As the rains abate, Hawaiian officials are beginning to assess the cost of the damage. One state transportation official said the beating Hawaii's roads took from the constant wet conditions was comparable to a hurricane. Gov. Linda Lingle has estimated the rains caused more than $50 million in damages statewide, and she and Sen. Daniel Akaka (D-Hawaii) sent letters to President Bush this week, urging him to declare Hawaii a federal disaster area.

Black eye for tourism?

What remains to be seen is how Hawaii's economic lifeblood--tourism--will be affected by such horrible and long-lasting weather. Certainly, thousands of tourists who were in Hawaii throughout February and March went home with stories of floods, dam breaks and toxic waste instead of golden tans and photos of breathtaking beaches.

Families who visited Kauai during the dam break will tell of being stranded in their cars overnight when roads were washed out and hotels could not be reached. Entrepreneurs in Waikiki began selling "I Survived the Hawaii Rains of 2006" T-shirts.

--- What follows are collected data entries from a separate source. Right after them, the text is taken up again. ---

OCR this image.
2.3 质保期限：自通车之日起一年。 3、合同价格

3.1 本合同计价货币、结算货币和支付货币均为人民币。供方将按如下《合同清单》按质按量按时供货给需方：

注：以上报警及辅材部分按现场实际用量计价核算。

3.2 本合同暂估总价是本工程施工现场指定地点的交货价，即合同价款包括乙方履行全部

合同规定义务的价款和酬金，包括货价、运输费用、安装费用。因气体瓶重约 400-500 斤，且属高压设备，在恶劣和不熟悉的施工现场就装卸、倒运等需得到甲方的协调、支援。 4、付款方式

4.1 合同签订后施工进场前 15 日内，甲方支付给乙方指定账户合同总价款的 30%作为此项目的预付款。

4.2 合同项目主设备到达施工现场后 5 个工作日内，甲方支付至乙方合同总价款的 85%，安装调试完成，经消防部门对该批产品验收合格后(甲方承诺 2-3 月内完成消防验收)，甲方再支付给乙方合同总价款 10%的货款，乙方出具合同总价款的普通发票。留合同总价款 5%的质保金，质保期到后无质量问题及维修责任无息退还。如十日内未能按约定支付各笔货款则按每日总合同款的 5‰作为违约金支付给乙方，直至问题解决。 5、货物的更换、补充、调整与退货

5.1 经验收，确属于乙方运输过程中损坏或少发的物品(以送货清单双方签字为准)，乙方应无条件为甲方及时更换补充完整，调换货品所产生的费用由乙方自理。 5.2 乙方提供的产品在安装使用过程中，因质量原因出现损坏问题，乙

The state cannot afford--literally--for Americans to get a bad impression of Hawaii. Tourism is the state's top source of revenue; about 7.5 million visitors spent a record $11.5 billion in Hawaii in 2005.

Still, even as the sun has begun to return to Hawaii, the traditional spring rains have not totally abated.

"It was just our luck to come when there have been floods of actual biblical proportions," Linda Webber of Orange County, Calif., said Friday as she and her family prepared to leave Waikiki to return home.

Yet one glance at the Webbers' youngest son, 10-year-old Stephen, reveals the light at the end of the storm. The boy was pink--not the deep, peeling red that is customary among tourists in Hawaii--but pink enough to prove his skin saw some sun during a weeklong visit.

"We've experienced weather like we've never experienced before in our lives," said Marsha Weinert, the state tourism liaison. "But thank goodness, the rains have stopped. The sun is back. Hawaii is back."

Weinert gets paid to make, well, sunny predictions like that. But for at least the coming week, the National Weather Service backs her up.